Not in favour of WADA night tests, hopes Contador is clean:

Andy SchleckSchleck was asked about a number of other topics, including WADA’s recommendation that late night tests would be introduced to cycling. This is a bid to eliminate the chance of any riders microdosing EPO and escaping detection as tiny amounts administered intravenously can disappear in several hours. Schleck isn’t a fan of the idea, though.

“During the night?” he said. “That is ridiculous…we must preserve the privacy of the athlete. I think it’s enough that we wake up at 6am.”

His contention is that doping is isolated, and that it is wrong to blame all riders for it. “If a rider decides to take something to do more, it is stupid…but he is not cycling. We are not talking about a collective consciousness.”

One who may potentially have been cutting corners is the rider who beat Schleck for the second year running at the Tour de France. Alberto Contador finished 39 seconds ahead of him in Paris but risks losing the title after testing positive for Clenbuterol. Schleck has a right to be angry if doping allegations are proven, but he seems to think that the Spaniard did nothing intentionally.

“In the end, it might be so,” he said, when it was put to him that Contador might be disqualified. “But I have not won the Tour on the bike. I have not arrived in Paris in yellow. I don’t know what will be decided, but for me, I am still second in the Tour.

“I hope that Alberto is innocent and can prove it. I don’t think that he has done anything, but it is certainly not for me to determine. There are doctors and advisers who handle all the information to decide this case.
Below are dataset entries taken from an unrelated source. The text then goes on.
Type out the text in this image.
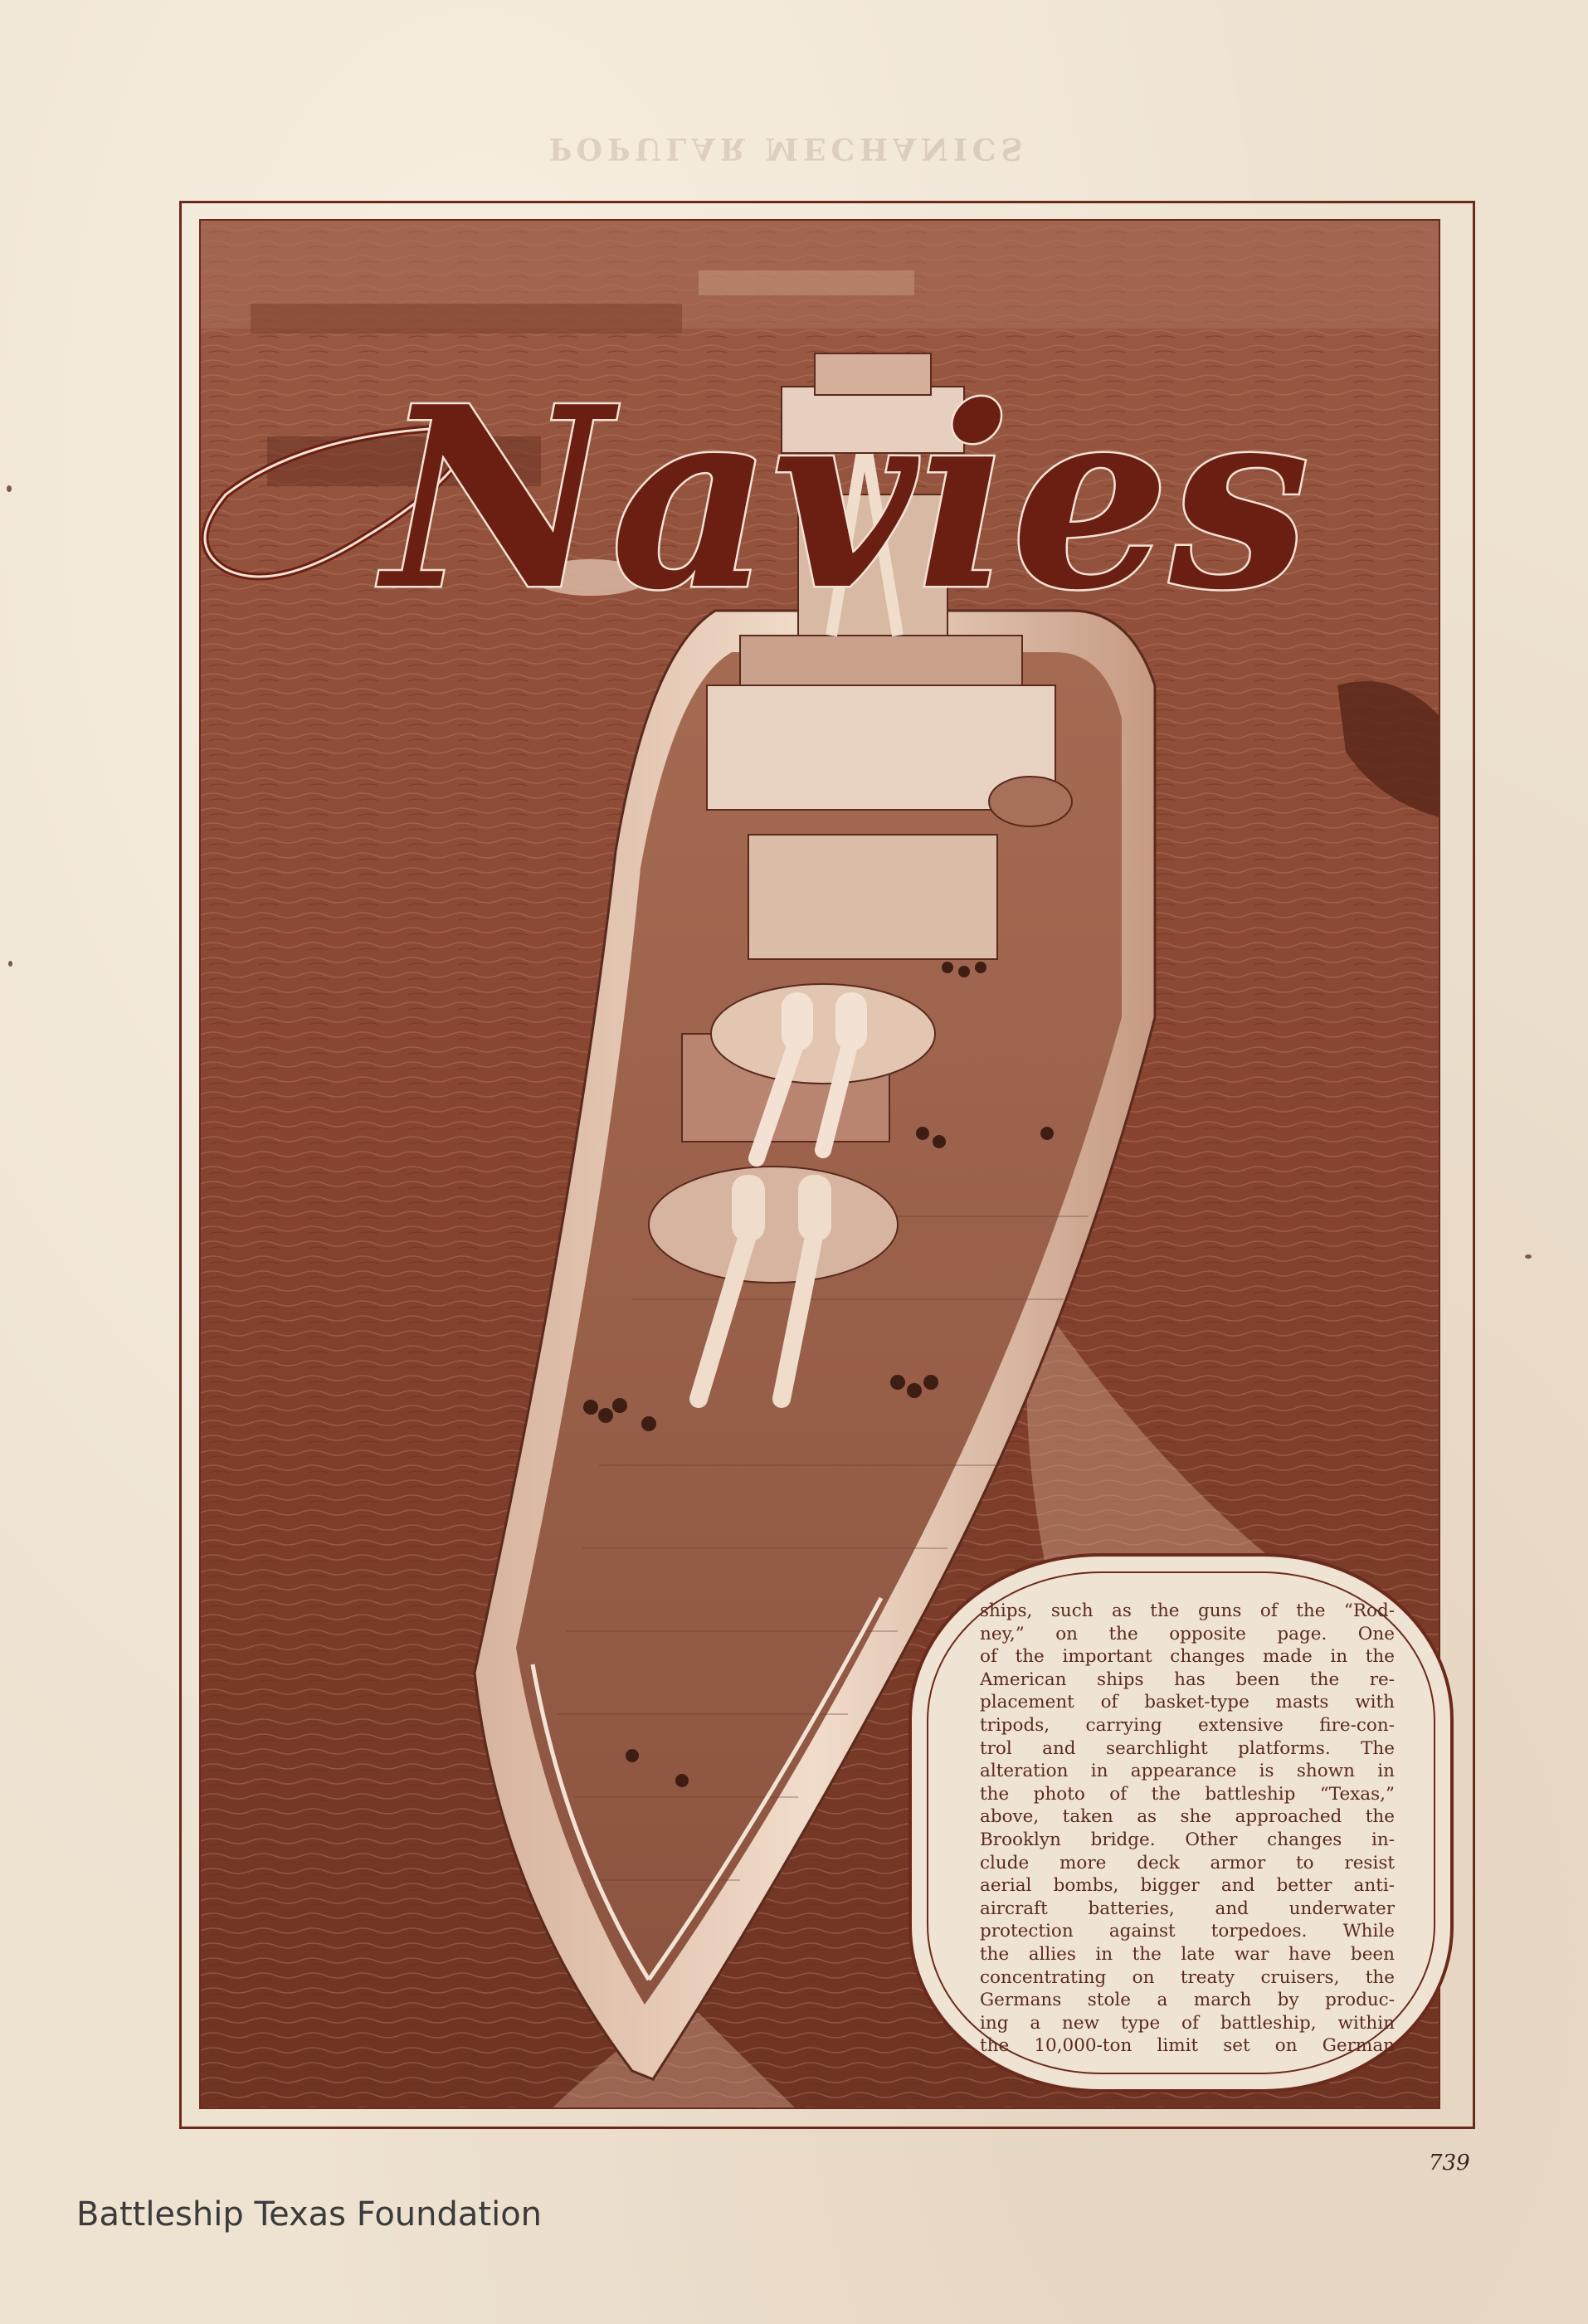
POPULAR MECHANICS
Navies
ships, such as the guns of the “Rod-
ney,” on the opposite page. One
of the important changes made in the
American ships has been the re-
placement of basket-type masts with
tripods, carrying extensive fire-con-
trol and searchlight platforms. The
alteration in appearance is shown in
the photo of the battleship “Texas,”
above, taken as she approached the
Brooklyn bridge. Other changes in-
clude more deck armor to resist
aerial bombs, bigger and better anti-
aircraft batteries, and underwater
protection against torpedoes. While
the allies in the late war have been
concentrating on treaty cruisers, the
Germans stole a march by produc-
ing a new type of battleship, within
the 10,000-ton limit set on German
739
Battleship Texas Foundation
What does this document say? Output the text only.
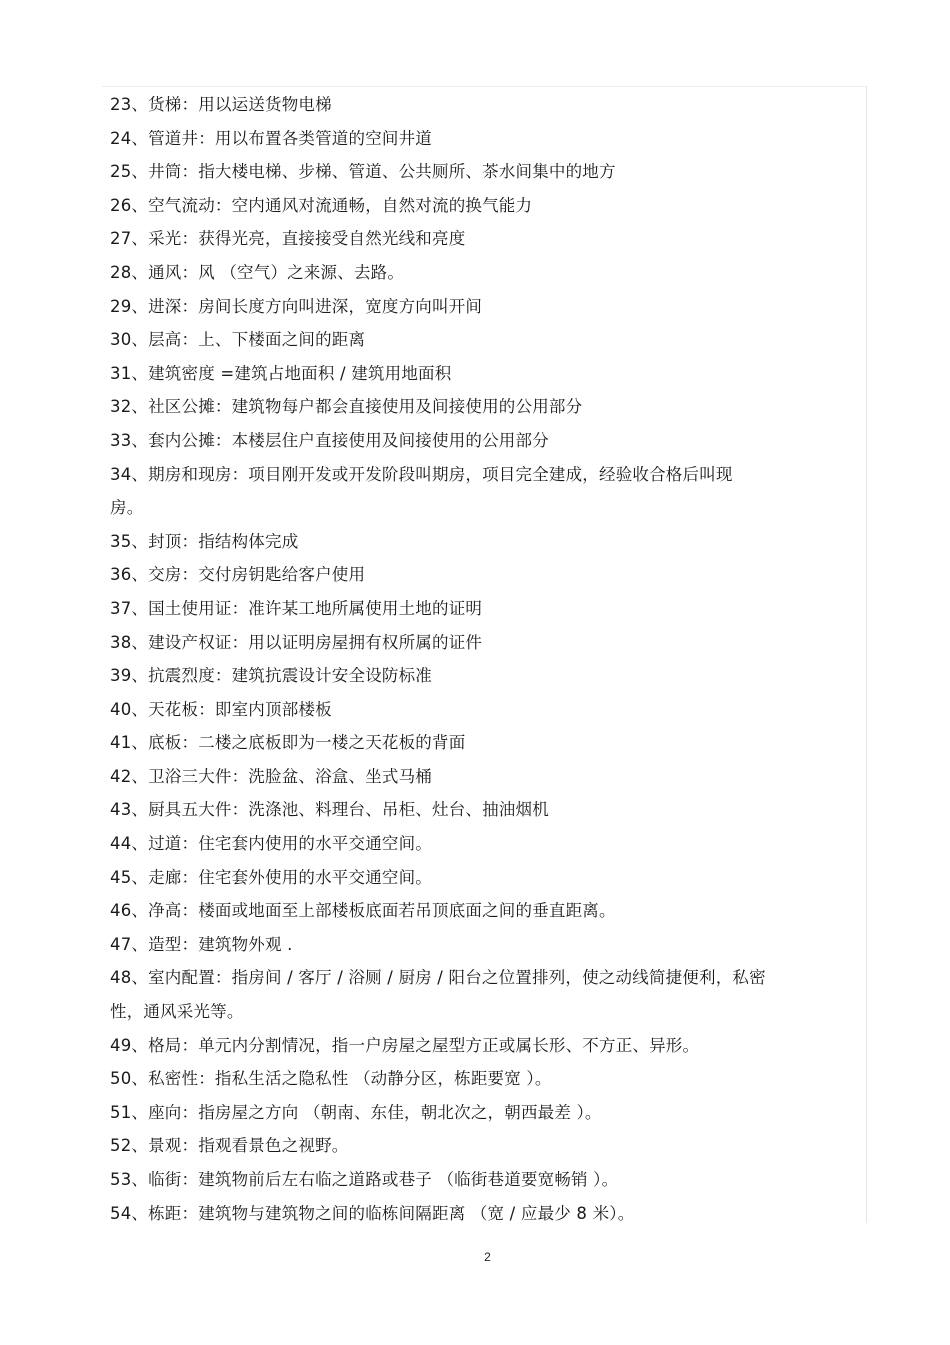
23、货梯：用以运送货物电梯
24、管道井：用以布置各类管道的空间井道
25、井筒：指大楼电梯、步梯、管道、公共厕所、茶水间集中的地方
26、空气流动：空内通风对流通畅，自然对流的换气能力
27、采光：获得光亮，直接接受自然光线和亮度
28、通风：风 （空气）之来源、去路。
29、进深：房间长度方向叫进深，宽度方向叫开间
30、层高：上、下楼面之间的距离
31、建筑密度 =建筑占地面积 / 建筑用地面积
32、社区公摊：建筑物每户都会直接使用及间接使用的公用部分
33、套内公摊：本楼层住户直接使用及间接使用的公用部分
34、期房和现房：项目刚开发或开发阶段叫期房，项目完全建成，经验收合格后叫现
房。
35、封顶：指结构体完成
36、交房：交付房钥匙给客户使用
37、国土使用证：准许某工地所属使用土地的证明
38、建设产权证：用以证明房屋拥有权所属的证件
39、抗震烈度：建筑抗震设计安全设防标准
40、天花板：即室内顶部楼板
41、底板：二楼之底板即为一楼之天花板的背面
42、卫浴三大件：洗脸盆、浴盒、坐式马桶
43、厨具五大件：洗涤池、料理台、吊柜、灶台、抽油烟机
44、过道：住宅套内使用的水平交通空间。
45、走廊：住宅套外使用的水平交通空间。
46、净高：楼面或地面至上部楼板底面若吊顶底面之间的垂直距离。
47、造型：建筑物外观 .
48、室内配置：指房间 / 客厅 / 浴厕 / 厨房 / 阳台之位置排列，使之动线简捷便利，私密
性，通风采光等。
49、格局：单元内分割情况，指一户房屋之屋型方正或属长形、不方正、异形。
50、私密性：指私生活之隐私性 （动静分区，栋距要宽 ）。
51、座向：指房屋之方向 （朝南、东佳，朝北次之，朝西最差 ）。
52、景观：指观看景色之视野。
53、临街：建筑物前后左右临之道路或巷子 （临街巷道要宽畅销 ）。
54、栋距：建筑物与建筑物之间的临栋间隔距离 （宽 / 应最少 8 米）。
2
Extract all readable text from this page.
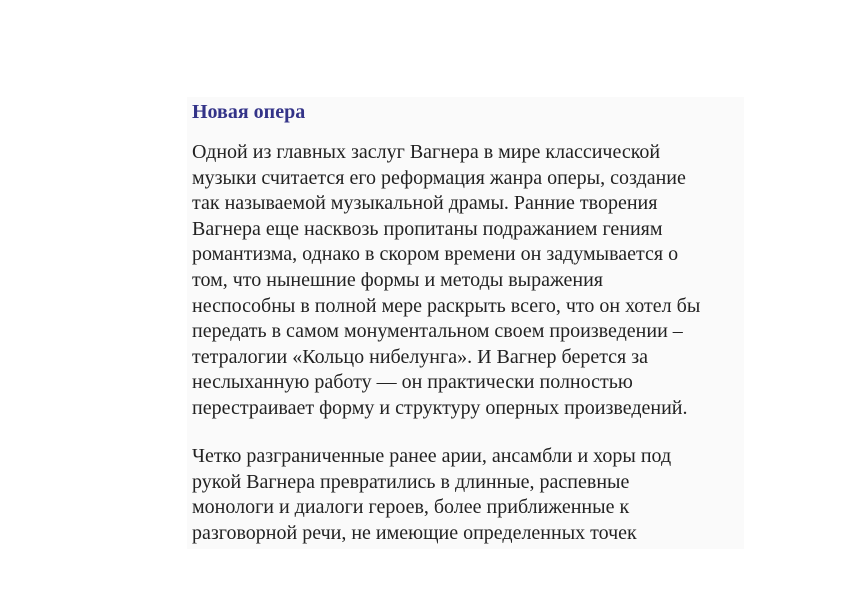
Новая опера

Одной из главных заслуг Вагнера в мире классической
музыки считается его реформация жанра оперы, создание
так называемой музыкальной драмы. Ранние творения
Вагнера еще насквозь пропитаны подражанием гениям
романтизма, однако в скором времени он задумывается о
том, что нынешние формы и методы выражения
неспособны в полной мере раскрыть всего, что он хотел бы
передать в самом монументальном своем произведении –
тетралогии «Кольцо нибелунга». И Вагнер берется за
неслыханную работу — он практически полностью
перестраивает форму и структуру оперных произведений.

Четко разграниченные ранее арии, ансамбли и хоры под
рукой Вагнера превратились в длинные, распевные
монологи и диалоги героев, более приближенные к
разговорной речи, не имеющие определенных точек
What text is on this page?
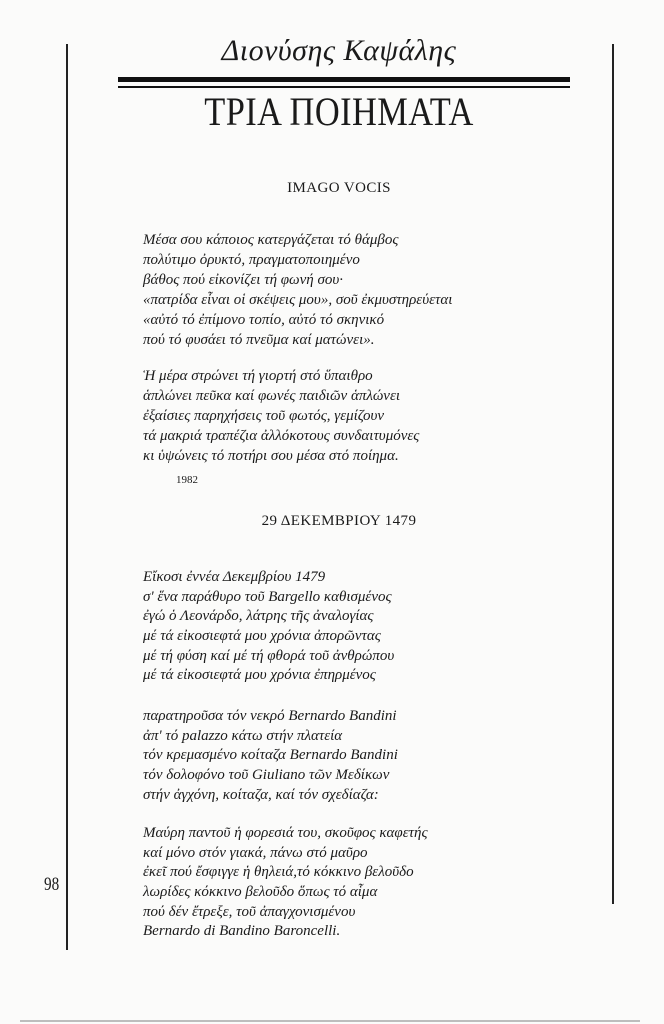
Διονύσης Καψάλης
ΤΡΙΑ ΠΟΙΗΜΑΤΑ
IMAGO VOCIS
Μέσα σου κάποιος κατεργάζεται τό θάμβος
πολύτιμο ὀρυκτό, πραγματοποιημένο
βάθος πού εἰκονίζει τή φωνή σου·
«πατρίδα εἶναι οἱ σκέψεις μου», σοῦ ἐκμυστηρεύεται
«αὐτό τό ἐπίμονο τοπίο, αὐτό τό σκηνικό
πού τό φυσάει τό πνεῦμα καί ματώνει».
Ἡ μέρα στρώνει τή γιορτή στό ὕπαιθρο
ἁπλώνει πεῦκα καί φωνές παιδιῶν ἁπλώνει
ἐξαίσιες παρηχήσεις τοῦ φωτός, γεμίζουν
τά μακριά τραπέζια ἀλλόκοτους συνδαιτυμόνες
κι ὑψώνεις τό ποτήρι σου μέσα στό ποίημα.
1982
29 ΔΕΚΕΜΒΡΙΟΥ 1479
Εἴκοσι ἐννέα Δεκεμβρίου 1479
σ' ἕνα παράθυρο τοῦ Bargello καθισμένος
ἐγώ ὁ Λεονάρδο, λάτρης τῆς ἀναλογίας
μέ τά εἰκοσιεφτά μου χρόνια ἀπορῶντας
μέ τή φύση καί μέ τή φθορά τοῦ ἀνθρώπου
μέ τά εἰκοσιεφτά μου χρόνια ἐπηρμένος
παρατηροῦσα τόν νεκρό Bernardo Bandini
ἀπ' τό palazzo κάτω στήν πλατεία
τόν κρεμασμένο κοίταζα Bernardo Bandini
τόν δολοφόνο τοῦ Giuliano τῶν Μεδίκων
στήν ἀγχόνη, κοίταζα, καί τόν σχεδίαζα:
Μαύρη παντοῦ ἡ φορεσιά του, σκοῦφος καφετής
καί μόνο στόν γιακά, πάνω στό μαῦρο
ἐκεῖ πού ἔσφιγγε ἡ θηλειά,τό κόκκινο βελοῦδο
λωρίδες κόκκινο βελοῦδο ὅπως τό αἷμα
πού δέν ἔτρεξε, τοῦ ἀπαγχονισμένου
Bernardo di Bandino Baroncelli.
98
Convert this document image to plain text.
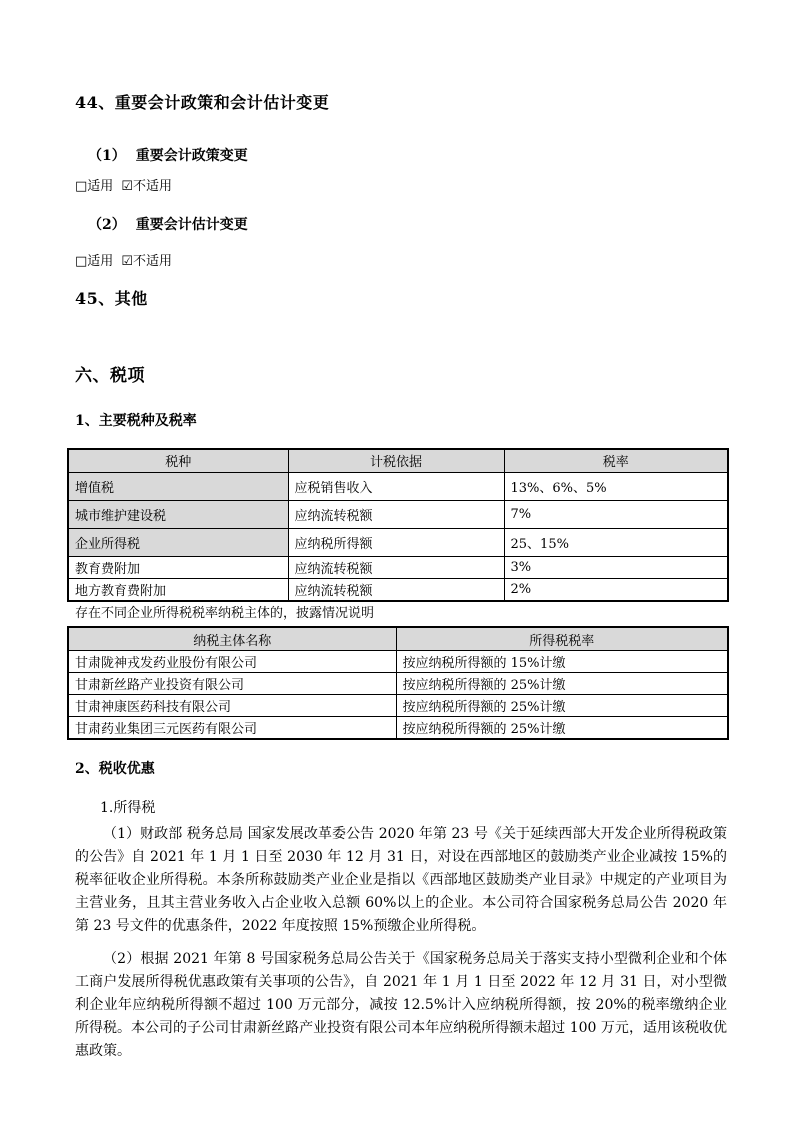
44、重要会计政策和会计估计变更
（1） 重要会计政策变更

□适用 ☑不适用

（2） 重要会计估计变更

□适用 ☑不适用

45、其他
六、税项
1、主要税种及税率
税种	计税依据	税率
增值税	应税销售收入	13%、6%、5%
城市维护建设税	应纳流转税额	7%
企业所得税	应纳税所得额	25、15%
教育费附加	应纳流转税额	3%
地方教育费附加	应纳流转税额	2%

存在不同企业所得税税率纳税主体的，披露情况说明

纳税主体名称	所得税税率
甘肃陇神戎发药业股份有限公司	按应纳税所得额的 15%计缴
甘肃新丝路产业投资有限公司	按应纳税所得额的 25%计缴
甘肃神康医药科技有限公司	按应纳税所得额的 25%计缴
甘肃药业集团三元医药有限公司	按应纳税所得额的 25%计缴
2、税收优惠

1.所得税

（1）财政部 税务总局 国家发展改革委公告 2020 年第 23 号《关于延续西部大开发企业所得税政策的公告》自 2021 年 1 月 1 日至 2030 年 12 月 31 日，对设在西部地区的鼓励类产业企业减按 15%的税率征收企业所得税。本条所称鼓励类产业企业是指以《西部地区鼓励类产业目录》中规定的产业项目为主营业务，且其主营业务收入占企业收入总额 60%以上的企业。本公司符合国家税务总局公告 2020 年第 23 号文件的优惠条件，2022 年度按照 15%预缴企业所得税。

（2）根据 2021 年第 8 号国家税务总局公告关于《国家税务总局关于落实支持小型微利企业和个体工商户发展所得税优惠政策有关事项的公告》，自 2021 年 1 月 1 日至 2022 年 12 月 31 日，对小型微利企业年应纳税所得额不超过 100 万元部分，减按 12.5%计入应纳税所得额，按 20%的税率缴纳企业所得税。本公司的子公司甘肃新丝路产业投资有限公司本年应纳税所得额未超过 100 万元，适用该税收优惠政策。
I sent him a message. The only thing I said to him was that I hope he is innocent and that I believe in him. Nothing more.”

He’s less happy about Contador attacking him when he had chain problems. “I forgave Alberto, but I didn’t forget what happened. This is one of those situations that are not forgotten. If you come to me and apologise to me for something you’ve done, I say ‘okay, that’s fine, that I accept the apology.’ But forgetting it is another matter. In cycling, everything comes around again.”